Fig. 3.

Phenotypic characterization and functional assays of hemp^+/+ and hemp^−/− FL cells. (A) Comparison of total cell numbers (Left) and absolute cell numbers for LSK (Right Top) CD150⁺ LSK (Right, Middle) and EPCR⁺ LSK (Right, Bottom) fractions between hemp^+/+ and hemp^−/− FLs at E14.5 and E18.5 (data ± SD).
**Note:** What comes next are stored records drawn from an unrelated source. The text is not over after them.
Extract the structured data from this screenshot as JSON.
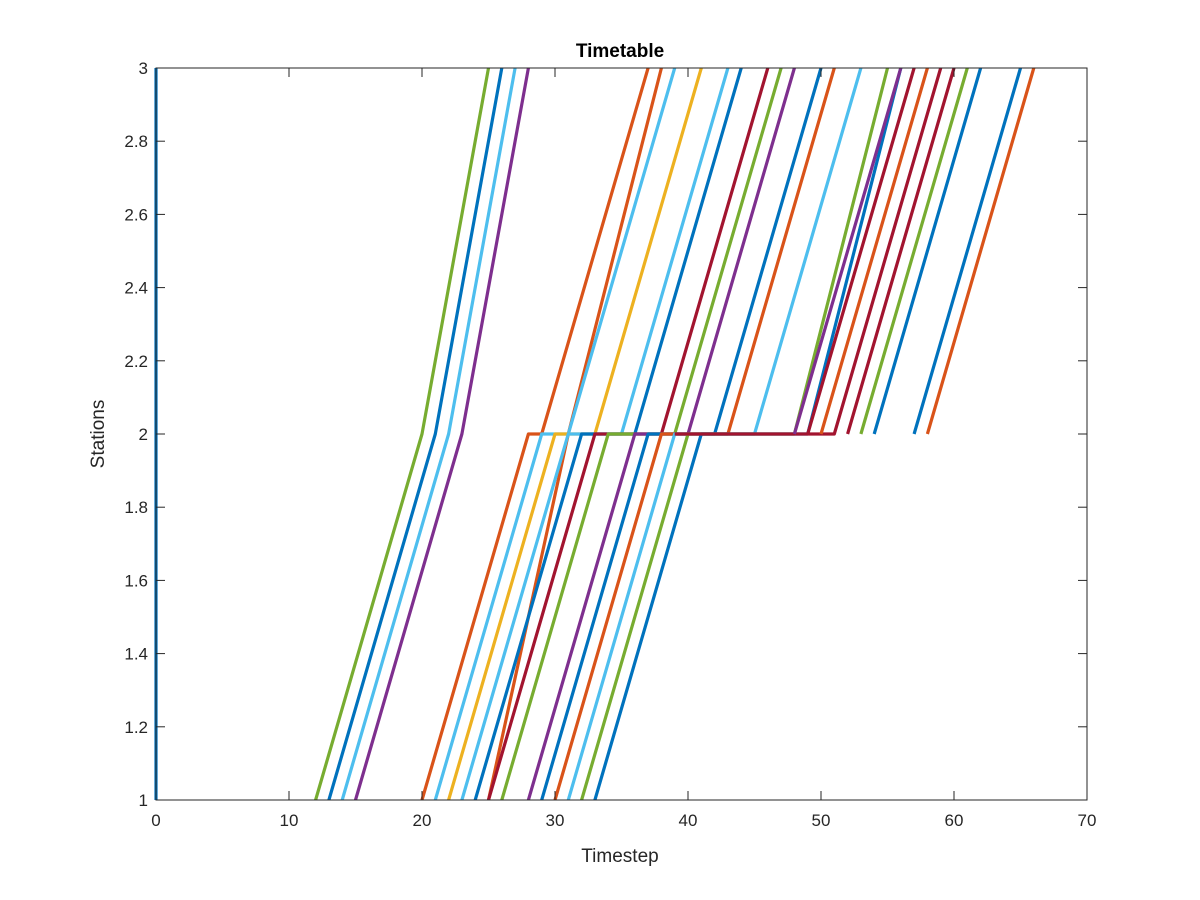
{
  "chart_data": {
    "type": "line",
    "title": "Timetable",
    "xlabel": "Timestep",
    "ylabel": "Stations",
    "xlim": [
      0,
      70
    ],
    "ylim": [
      1,
      3
    ],
    "xticks": [
      "0",
      "10",
      "20",
      "30",
      "40",
      "50",
      "60",
      "70"
    ],
    "yticks": [
      "1",
      "1.2",
      "1.4",
      "1.6",
      "1.8",
      "2",
      "2.2",
      "2.4",
      "2.6",
      "2.8",
      "3"
    ],
    "grid": false,
    "legend": "none",
    "palette": [
      "#0072BD",
      "#D95319",
      "#EDB120",
      "#7E2F8E",
      "#77AC30",
      "#4DBEEE",
      "#A2142F"
    ],
    "series": [
      {
        "color": "#0072BD",
        "points": [
          [
            0,
            1
          ],
          [
            0,
            3
          ]
        ]
      },
      {
        "color": "#77AC30",
        "points": [
          [
            12,
            1
          ],
          [
            20,
            2
          ],
          [
            25,
            3
          ]
        ]
      },
      {
        "color": "#0072BD",
        "points": [
          [
            13,
            1
          ],
          [
            21,
            2
          ],
          [
            26,
            3
          ]
        ]
      },
      {
        "color": "#4DBEEE",
        "points": [
          [
            14,
            1
          ],
          [
            22,
            2
          ],
          [
            27,
            3
          ]
        ]
      },
      {
        "color": "#7E2F8E",
        "points": [
          [
            15,
            1
          ],
          [
            23,
            2
          ],
          [
            28,
            3
          ]
        ]
      },
      {
        "color": "#D95319",
        "points": [
          [
            25,
            1
          ],
          [
            31,
            2
          ],
          [
            38,
            3
          ]
        ]
      },
      {
        "color": "#D95319",
        "points": [
          [
            20,
            1
          ],
          [
            28,
            2
          ],
          [
            29,
            2
          ],
          [
            37,
            3
          ]
        ]
      },
      {
        "color": "#4DBEEE",
        "points": [
          [
            21,
            1
          ],
          [
            29,
            2
          ],
          [
            31,
            2
          ],
          [
            39,
            3
          ]
        ]
      },
      {
        "color": "#EDB120",
        "points": [
          [
            22,
            1
          ],
          [
            30,
            2
          ],
          [
            33,
            2
          ],
          [
            41,
            3
          ]
        ]
      },
      {
        "color": "#4DBEEE",
        "points": [
          [
            23,
            1
          ],
          [
            31,
            2
          ],
          [
            35,
            2
          ],
          [
            43,
            3
          ]
        ]
      },
      {
        "color": "#0072BD",
        "points": [
          [
            24,
            1
          ],
          [
            32,
            2
          ],
          [
            36,
            2
          ],
          [
            44,
            3
          ]
        ]
      },
      {
        "color": "#A2142F",
        "points": [
          [
            25,
            1
          ],
          [
            33,
            2
          ],
          [
            38,
            2
          ],
          [
            46,
            3
          ]
        ]
      },
      {
        "color": "#77AC30",
        "points": [
          [
            26,
            1
          ],
          [
            34,
            2
          ],
          [
            39,
            2
          ],
          [
            47,
            3
          ]
        ]
      },
      {
        "color": "#7E2F8E",
        "points": [
          [
            28,
            1
          ],
          [
            36,
            2
          ],
          [
            40,
            2
          ],
          [
            48,
            3
          ]
        ]
      },
      {
        "color": "#0072BD",
        "points": [
          [
            29,
            1
          ],
          [
            37,
            2
          ],
          [
            42,
            2
          ],
          [
            50,
            3
          ]
        ]
      },
      {
        "color": "#D95319",
        "points": [
          [
            30,
            1
          ],
          [
            38,
            2
          ],
          [
            43,
            2
          ],
          [
            51,
            3
          ]
        ]
      },
      {
        "color": "#4DBEEE",
        "points": [
          [
            31,
            1
          ],
          [
            39,
            2
          ],
          [
            45,
            2
          ],
          [
            53,
            3
          ]
        ]
      },
      {
        "color": "#77AC30",
        "points": [
          [
            32,
            1
          ],
          [
            40,
            2
          ],
          [
            48,
            2
          ],
          [
            55,
            3
          ]
        ]
      },
      {
        "color": "#0072BD",
        "points": [
          [
            33,
            1
          ],
          [
            41,
            2
          ],
          [
            49,
            2
          ],
          [
            56,
            3
          ]
        ]
      },
      {
        "color": "#A2142F",
        "points": [
          [
            39,
            2
          ],
          [
            51,
            2
          ],
          [
            59,
            3
          ]
        ]
      },
      {
        "color": "#7E2F8E",
        "points": [
          [
            48,
            2
          ],
          [
            56,
            3
          ]
        ]
      },
      {
        "color": "#A2142F",
        "points": [
          [
            49,
            2
          ],
          [
            57,
            3
          ]
        ]
      },
      {
        "color": "#D95319",
        "points": [
          [
            50,
            2
          ],
          [
            58,
            3
          ]
        ]
      },
      {
        "color": "#A2142F",
        "points": [
          [
            52,
            2
          ],
          [
            60,
            3
          ]
        ]
      },
      {
        "color": "#77AC30",
        "points": [
          [
            53,
            2
          ],
          [
            61,
            3
          ]
        ]
      },
      {
        "color": "#0072BD",
        "points": [
          [
            54,
            2
          ],
          [
            62,
            3
          ]
        ]
      },
      {
        "color": "#0072BD",
        "points": [
          [
            57,
            2
          ],
          [
            65,
            3
          ]
        ]
      },
      {
        "color": "#D95319",
        "points": [
          [
            58,
            2
          ],
          [
            66,
            3
          ]
        ]
      }
    ]
  }
}
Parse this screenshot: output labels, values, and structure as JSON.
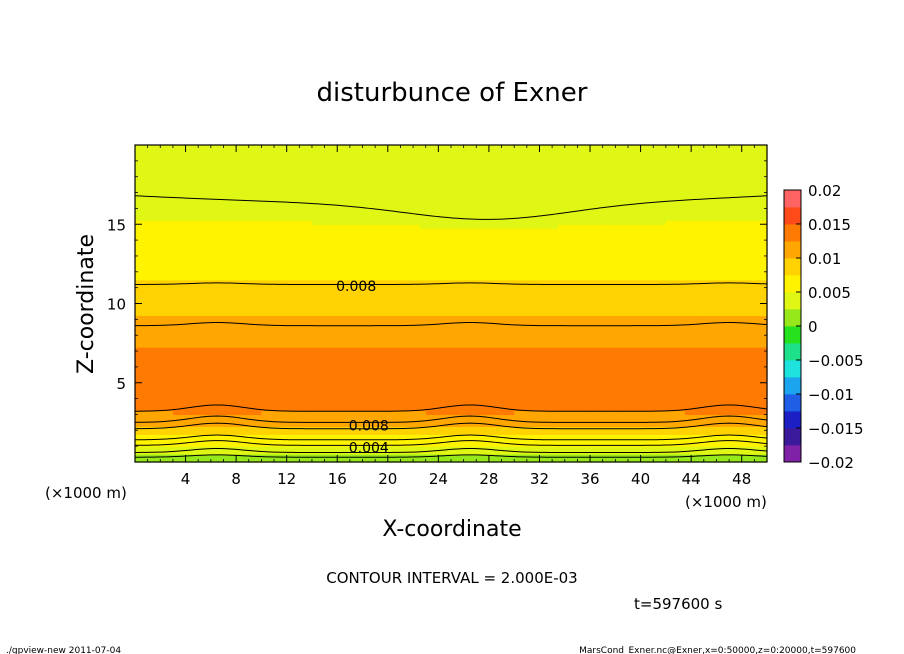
{
  "chart_data": {
    "type": "heatmap",
    "title": "disturbunce of Exner",
    "xlabel": "X-coordinate",
    "ylabel": "Z-coordinate",
    "x_unit": "(×1000 m)",
    "y_unit": "(×1000 m)",
    "xlim": [
      0,
      50
    ],
    "ylim": [
      0,
      20
    ],
    "x_ticks": [
      4,
      8,
      12,
      16,
      20,
      24,
      28,
      32,
      36,
      40,
      44,
      48
    ],
    "x_tick_labels": [
      "4",
      "8",
      "12",
      "16",
      "20",
      "24",
      "28",
      "32",
      "36",
      "40",
      "44",
      "48"
    ],
    "y_ticks": [
      5,
      10,
      15
    ],
    "y_tick_labels": [
      "5",
      "10",
      "15"
    ],
    "contour_interval_text": "CONTOUR INTERVAL = 2.000E-03",
    "time_text": "t=597600 s",
    "colorbar": {
      "min": -0.02,
      "max": 0.02,
      "step": 0.0025,
      "tick_values": [
        0.02,
        0.015,
        0.01,
        0.005,
        0,
        -0.005,
        -0.01,
        -0.015,
        -0.02
      ],
      "tick_labels": [
        "0.02",
        "0.015",
        "0.01",
        "0.005",
        "0",
        "−0.005",
        "−0.01",
        "−0.015",
        "−0.02"
      ],
      "colors": [
        "#7f22a8",
        "#3a1a9a",
        "#1c1fc4",
        "#1f5fe6",
        "#1ca5ee",
        "#1ee2de",
        "#1ee08a",
        "#26e21e",
        "#96e81a",
        "#e0f614",
        "#fff300",
        "#ffd200",
        "#ffa600",
        "#ff7a00",
        "#ff4a1a",
        "#ff6464"
      ]
    },
    "field_profile": {
      "z": [
        0,
        0.5,
        1.0,
        1.5,
        2.0,
        2.5,
        3.0,
        3.5,
        4.0,
        4.5,
        5.0,
        5.5,
        6.0,
        6.5,
        7.0,
        7.5,
        8.0,
        8.5,
        9.0,
        9.5,
        10.0,
        10.5,
        11.0,
        11.5,
        12.0,
        12.5,
        13.0,
        13.5,
        14.0,
        14.5,
        15.0,
        15.5,
        16.0,
        16.5,
        17.0,
        17.5,
        18.0,
        18.5,
        19.0,
        19.5,
        20.0
      ],
      "value": [
        0.0005,
        0.0025,
        0.0045,
        0.0065,
        0.0085,
        0.0105,
        0.0122,
        0.0128,
        0.013,
        0.0131,
        0.0131,
        0.0131,
        0.0131,
        0.013,
        0.0128,
        0.0122,
        0.0118,
        0.0112,
        0.0105,
        0.0098,
        0.009,
        0.0083,
        0.008,
        0.0075,
        0.0071,
        0.0067,
        0.0063,
        0.006,
        0.0057,
        0.0054,
        0.0051,
        0.0048,
        0.0046,
        0.0043,
        0.0041,
        0.0039,
        0.0037,
        0.0035,
        0.0033,
        0.0031,
        0.003
      ]
    },
    "field_variation": {
      "x_bumps": [
        6.5,
        26.5,
        47
      ],
      "x_dip": 28
    },
    "contours": [
      {
        "z": 0.3,
        "amp": 0.15
      },
      {
        "z": 0.6,
        "amp": 0.25
      },
      {
        "z": 1.05,
        "amp": 0.3
      },
      {
        "z": 1.4,
        "amp": 0.3
      },
      {
        "z": 2.1,
        "amp": 0.35
      },
      {
        "z": 2.5,
        "amp": 0.4
      },
      {
        "z": 3.2,
        "amp": 0.4
      },
      {
        "z": 8.6,
        "amp": 0.2
      },
      {
        "z": 11.2,
        "amp": 0.1
      },
      {
        "z": 16.3,
        "amp": -1.0
      }
    ],
    "contour_labels": [
      {
        "text": "0.004",
        "x": 18.5,
        "z": 0.9
      },
      {
        "text": "0.008",
        "x": 18.5,
        "z": 2.3
      },
      {
        "text": "0.008",
        "x": 17.5,
        "z": 11.1
      }
    ]
  },
  "footer": {
    "left": "./gpview-new   2011-07-04",
    "right": "MarsCond_Exner.nc@Exner,x=0:50000,z=0:20000,t=597600"
  }
}
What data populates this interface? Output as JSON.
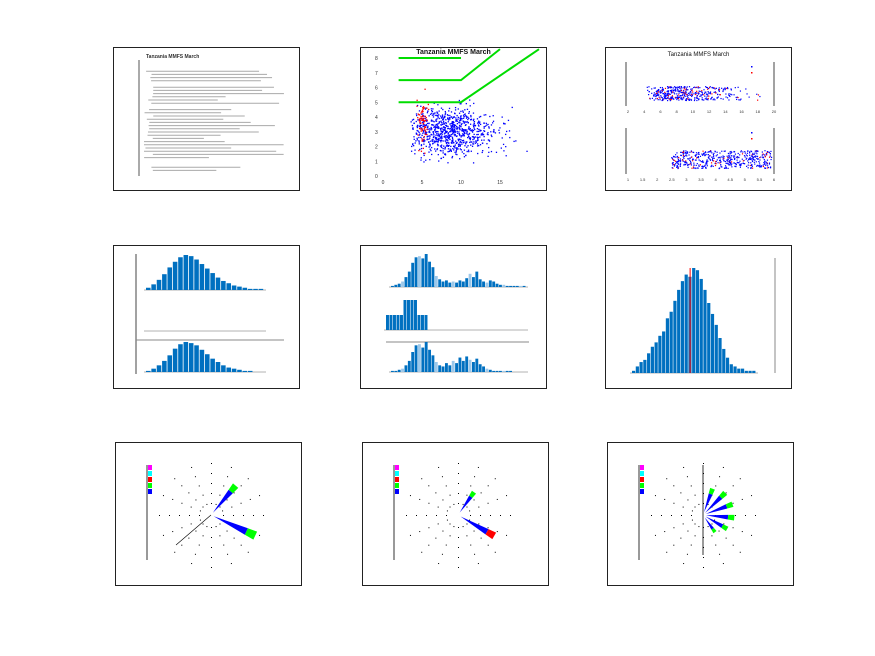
{
  "colors": {
    "scatter_main": "#0000ff",
    "scatter_alt": "#ff0000",
    "threshold": "#00dd00",
    "bar": "#0070c0",
    "bar_light": "#9cc8ea",
    "marker": "#ff0000",
    "rose": [
      "#ff00ff",
      "#00ffff",
      "#ff0000",
      "#00ff00",
      "#0000ff"
    ]
  },
  "chart_data": [
    {
      "type": "table",
      "title": "Tanzania MMFS March"
    },
    {
      "type": "scatter",
      "title": "Tanzania MMFS March",
      "xlim": [
        0,
        20
      ],
      "ylim": [
        0,
        8
      ],
      "xticks": [
        "0",
        "5",
        "10",
        "15"
      ],
      "yticks": [
        "0",
        "1",
        "2",
        "3",
        "4",
        "5",
        "6",
        "7",
        "8"
      ],
      "clusters": [
        {
          "name": "main",
          "color": "blue",
          "cx": 8.5,
          "cy": 3.0,
          "sx": 3.0,
          "sy": 0.8,
          "n": 900
        },
        {
          "name": "alt",
          "color": "red",
          "cx": 5.0,
          "cy": 3.8,
          "sx": 0.5,
          "sy": 0.9,
          "n": 70
        }
      ],
      "thresholds": [
        [
          [
            2,
            8
          ],
          [
            10,
            8
          ]
        ],
        [
          [
            2,
            6.5
          ],
          [
            10,
            6.5
          ],
          [
            15,
            9
          ]
        ],
        [
          [
            2,
            5
          ],
          [
            10,
            5
          ],
          [
            20,
            12
          ]
        ]
      ]
    },
    {
      "type": "scatter",
      "title": "Tanzania MMFS March",
      "subplots": 2,
      "xticks_top": [
        "2",
        "4",
        "6",
        "8",
        "10",
        "12",
        "14",
        "16",
        "18",
        "20"
      ],
      "xticks_bottom": [
        "1",
        "1.5",
        "2",
        "2.5",
        "3",
        "3.5",
        "4",
        "4.5",
        "5",
        "5.5",
        "6"
      ]
    },
    {
      "type": "bar",
      "subplots": 3,
      "values_top": [
        2,
        5,
        9,
        14,
        20,
        25,
        29,
        31,
        30,
        27,
        23,
        19,
        15,
        11,
        8,
        6,
        4,
        3,
        2,
        1,
        1,
        1
      ],
      "values_mid": [
        0,
        0,
        0,
        0,
        0,
        0,
        0,
        0,
        0,
        0,
        0,
        0,
        0,
        0,
        0,
        0,
        0,
        0,
        0,
        0,
        0,
        0
      ],
      "values_bottom": [
        1,
        3,
        6,
        10,
        15,
        21,
        25,
        27,
        26,
        24,
        20,
        16,
        12,
        9,
        6,
        4,
        3,
        2,
        1,
        1,
        0,
        0
      ]
    },
    {
      "type": "bar",
      "subplots": 3,
      "values_top": [
        1,
        2,
        3,
        5,
        9,
        14,
        22,
        27,
        28,
        26,
        30,
        23,
        18,
        10,
        7,
        5,
        6,
        4,
        5,
        4,
        6,
        5,
        8,
        12,
        9,
        14,
        7,
        5,
        4,
        6,
        5,
        3,
        2,
        2,
        1,
        1,
        1,
        1,
        1,
        1
      ],
      "values_mid": [
        1,
        1,
        1,
        1,
        1,
        2,
        2,
        2,
        2,
        1,
        1,
        1,
        0,
        0,
        0,
        0,
        0,
        0,
        0,
        0,
        0,
        0,
        0,
        0,
        0,
        0,
        0,
        0,
        0,
        0,
        0,
        0,
        0,
        0,
        0,
        0,
        0,
        0,
        0,
        0
      ],
      "values_bottom": [
        1,
        1,
        2,
        3,
        6,
        10,
        18,
        24,
        25,
        22,
        27,
        20,
        15,
        9,
        6,
        5,
        8,
        6,
        10,
        8,
        13,
        10,
        14,
        11,
        9,
        12,
        7,
        5,
        3,
        2,
        1,
        1,
        1,
        1,
        1,
        1,
        0,
        0,
        0,
        0
      ]
    },
    {
      "type": "bar",
      "values": [
        1,
        3,
        5,
        6,
        9,
        12,
        14,
        17,
        19,
        25,
        28,
        33,
        38,
        42,
        45,
        44,
        48,
        47,
        43,
        38,
        32,
        27,
        22,
        16,
        11,
        7,
        4,
        3,
        2,
        2,
        1,
        1,
        1
      ],
      "marker_index": 16
    },
    {
      "type": "pie",
      "subtype": "wind-rose",
      "petals": [
        {
          "dir": 40,
          "len": 0.55
        },
        {
          "dir": 115,
          "len": 0.7
        }
      ]
    },
    {
      "type": "pie",
      "subtype": "wind-rose",
      "petals": [
        {
          "dir": 35,
          "len": 0.4
        },
        {
          "dir": 120,
          "len": 0.6
        }
      ]
    },
    {
      "type": "pie",
      "subtype": "wind-rose",
      "petals": [
        {
          "dir": 20,
          "len": 0.4
        },
        {
          "dir": 45,
          "len": 0.45
        },
        {
          "dir": 70,
          "len": 0.45
        },
        {
          "dir": 95,
          "len": 0.45
        },
        {
          "dir": 120,
          "len": 0.4
        },
        {
          "dir": 145,
          "len": 0.3
        }
      ]
    }
  ]
}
At E14.5, FL cells were collected without using lymphoprep gradients (Lymphoprep), whereas at E18.5, FL mononuclear cells (MNCs) were separated with the use of Lymphoprep. (B) Average numbers of colony forming units in culture (CFU-C) generated from hemp^+/+ and hemp^−/− CD150⁺ LSK cells at E14.5 and E18.5. One hundred and fifty cells were cultured for 8 d in a semi-solid culture with cytokines, and the colony types formed were classified into colony-forming unit-granulocyte, macrophage [(CFU-GM) open bar], burst-forming unit-erythoid [(BFU-E) gray bar], CFU-Mix (closed bar) and counted (data ± SD). (C) Average numbers of high proliferative potential-colony forming cells (HPP-CFCs) generated from hemp^+/+ (open bar) and hemp^−/− (closed bar) CD150⁺ LSK cells at E14.5 and E18.5. One hundred and fifty cells were cultured for 16 d in a semi-solid culture with cytokines, and colonies from 1–2 mm and >2 mm were classified and counted independently (data ± SD). (D) Competitive repopulation assay of hemp^+/+ (open box) and hemp^−/− (closed box) CD150⁺ LSK cells at E14.5. One hundred and fifty cells (Ly5.2) were transplanted into recipient mice (Ly5.1) together with 4×10⁵ competitors (Ly5.1). Donor-derived chimerism in the peripheral blood (PB) at 1, 2, 3 and 4 months after transplantation and chimerism in the MNC, Lin⁻, LSK and LT-HSC fractions in the bone marrow (BM) at 4 mo after transplantation are shown in the left and right panels, respectively (data ± SD).